もっと姿形が異形なら、私だってそんなことは思わないし、多分今頃泣き叫んでいるけれど。
ドン!
ドンドンドンドンドンドンッ!
急に教室のドアが激しく鳴り、教室全体が揺れ始めた。
パラパラと天井から埃が落ちてくる。
チカチカと蛍光灯がちらつき、フッと掻き消えた。
一気に教室は闇に包まれ、揺れは激しさを増してゆく。
「何事も無く通してくれるとは、思えないだろ?」
苦笑する吉田に、私は涙目でこくこくと頷く。
揺れは止まらない。
あああ、ごめんなさいごめんなさいごめんなさい。
幽霊を馬鹿にしていたわけでもなんでもないんです、ただ、怖くなかっただけなんですっ。
「これ、どうなっちゃうのかなっ……」
「朝まで教室が持てば、大丈夫だな」
「持たなかった場合は?!」
「……言った方がいいか?」
「……いえ、聞かなかったことにします」
きっと、聞いてもいいことは何もない、うん。
「教室、壊れたりしないよね?」
「どうだか。
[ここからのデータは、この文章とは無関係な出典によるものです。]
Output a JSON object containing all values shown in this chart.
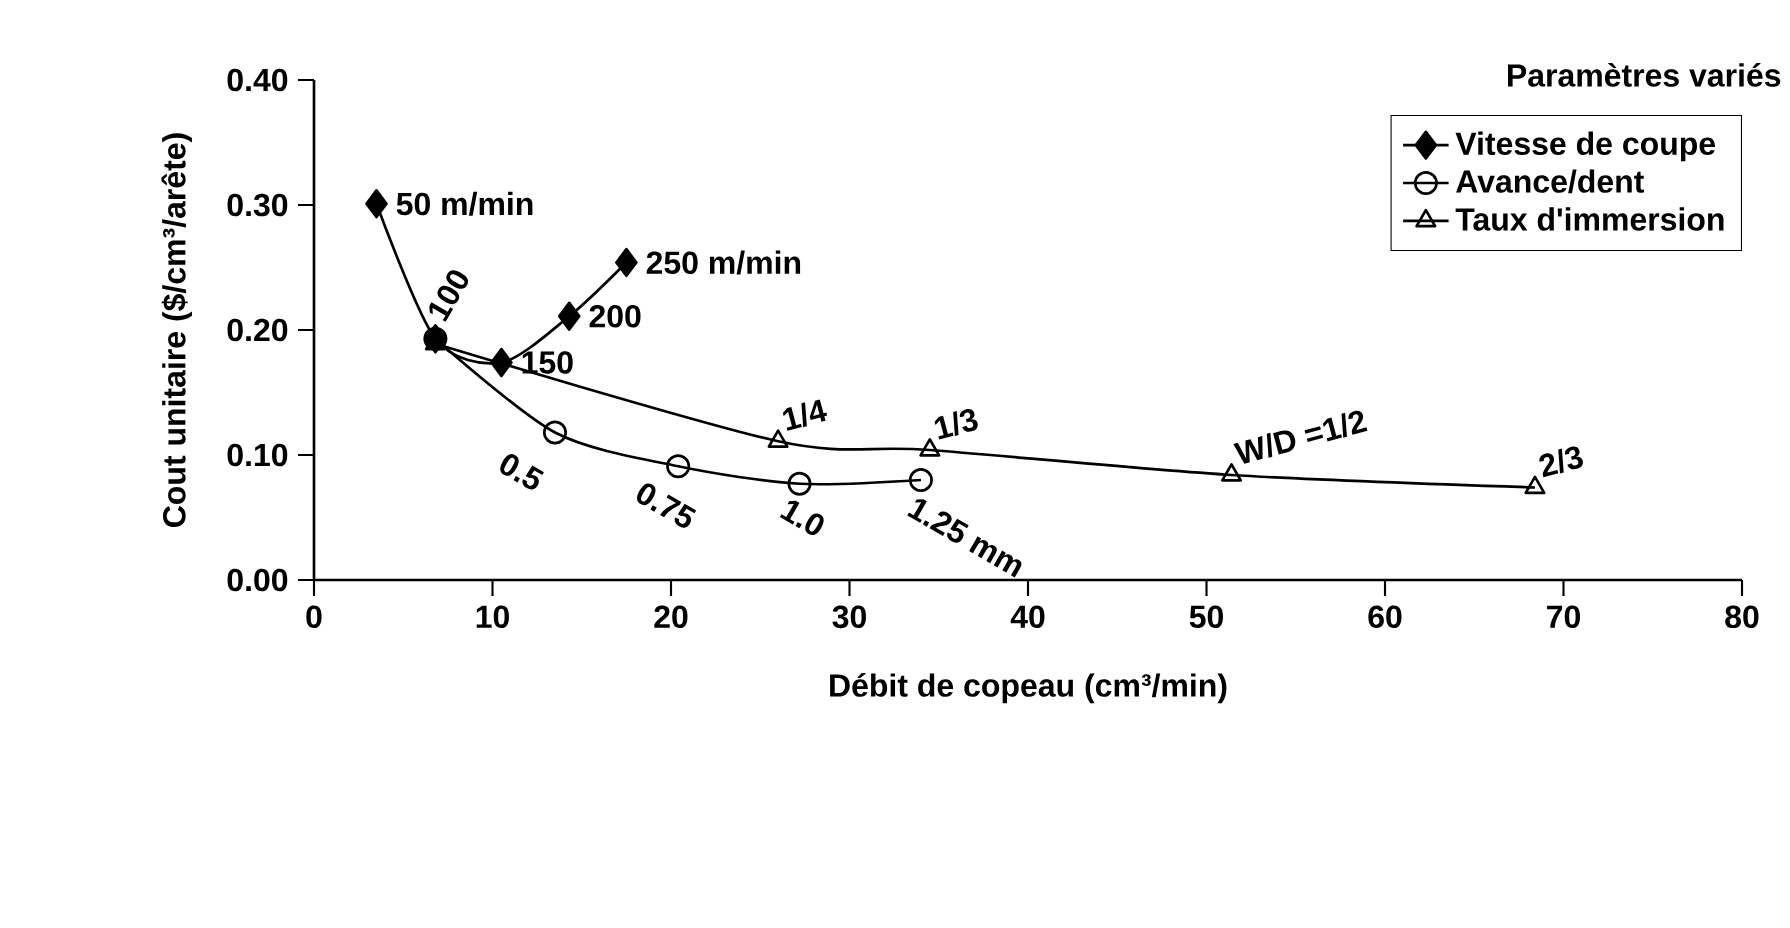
{
  "chart_data": {
    "type": "line",
    "xlabel": "Débit de copeau  (cm³/min)",
    "ylabel": "Cout unitaire ($/cm³/arête)",
    "legend_title": "Paramètres variés",
    "legend": "top right",
    "grid": false,
    "xlim": [
      0,
      80
    ],
    "ylim": [
      0,
      0.4
    ],
    "xticks": [
      0,
      10,
      20,
      30,
      40,
      50,
      60,
      70,
      80
    ],
    "yticks": [
      {
        "value": 0,
        "label": "0.00"
      },
      {
        "value": 0.1,
        "label": "0.10"
      },
      {
        "value": 0.2,
        "label": "0.20"
      },
      {
        "value": 0.3,
        "label": "0.30"
      },
      {
        "value": 0.4,
        "label": "0.40"
      }
    ],
    "series": [
      {
        "name": "Vitesse de coupe",
        "color": "#000000",
        "marker": "diamond",
        "x": [
          3.5,
          6.8,
          10.5,
          14.3,
          17.5
        ],
        "values": [
          0.301,
          0.193,
          0.174,
          0.211,
          0.254
        ]
      },
      {
        "name": "Avance/dent",
        "color": "#000000",
        "marker": "circle",
        "x": [
          6.8,
          13.5,
          20.4,
          27.2,
          34.0
        ],
        "values": [
          0.193,
          0.118,
          0.091,
          0.077,
          0.08
        ]
      },
      {
        "name": "Taux d'immersion",
        "color": "#000000",
        "marker": "triangle",
        "x": [
          6.8,
          26.0,
          34.5,
          51.4,
          68.4
        ],
        "values": [
          0.189,
          0.111,
          0.104,
          0.084,
          0.074
        ]
      }
    ],
    "annotations": [
      {
        "text": "50 m/min",
        "x": 3.5,
        "y": 0.301
      },
      {
        "text": "100",
        "x": 6.8,
        "y": 0.193
      },
      {
        "text": "150",
        "x": 10.5,
        "y": 0.174
      },
      {
        "text": "200",
        "x": 14.3,
        "y": 0.211
      },
      {
        "text": "250 m/min",
        "x": 17.5,
        "y": 0.254
      },
      {
        "text": "0.5",
        "x": 13.5,
        "y": 0.118
      },
      {
        "text": "0.75",
        "x": 20.4,
        "y": 0.091
      },
      {
        "text": "1.0",
        "x": 27.2,
        "y": 0.077
      },
      {
        "text": "1.25 mm",
        "x": 34.0,
        "y": 0.08
      },
      {
        "text": "1/4",
        "x": 26.0,
        "y": 0.111
      },
      {
        "text": "1/3",
        "x": 34.5,
        "y": 0.104
      },
      {
        "text": "W/D =1/2",
        "x": 51.4,
        "y": 0.084
      },
      {
        "text": "2/3",
        "x": 68.4,
        "y": 0.074
      }
    ]
  }
}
彼女の力次第だな」
「吉田って、よくこうゆう目にあうの?」
「結構ね。ばあちゃんがいわゆる霊感体質って言うか。親はまったく無いんだけどね。なぜか俺に隔世遺伝」
「じゃあ、もしかして、御札とか持ってて、戦えたりする?」
「あったら今頃そうしてるよな」
「でもこうゆう時の定番だと思うの。霊感少年が御札で戦うって」
「それが定番なら、幹原は今頃魔法のステッキ片手に変身して戦ってるよな」
「無茶言わないで?」
「俺にもかなり無茶いってるぞ。……っと、彼女の怒りが増してきましたよっと」
ドンっ!
一際大きな振動でドアが軋む。
直後、ビシッとドアの窓に亀裂が走った。
「幹原、逃げるぞ」
顔色が大分良くなってきた吉田が、私の手を掴んで立ち上がる。
「逃げるって、どこへ?」
「外しかないだろ」
「ここ三階だよ?!」
「じゃあこのままここにいて、彼女にされるがままになってみるか?」
それは嫌だ。
何をされるかわからないけど、絶対、命が無い気がする!
吉田がベランダの窓を開け放つ。
廊下とはまた違う、冷たい新鮮な空気が教室に流れ込んだ。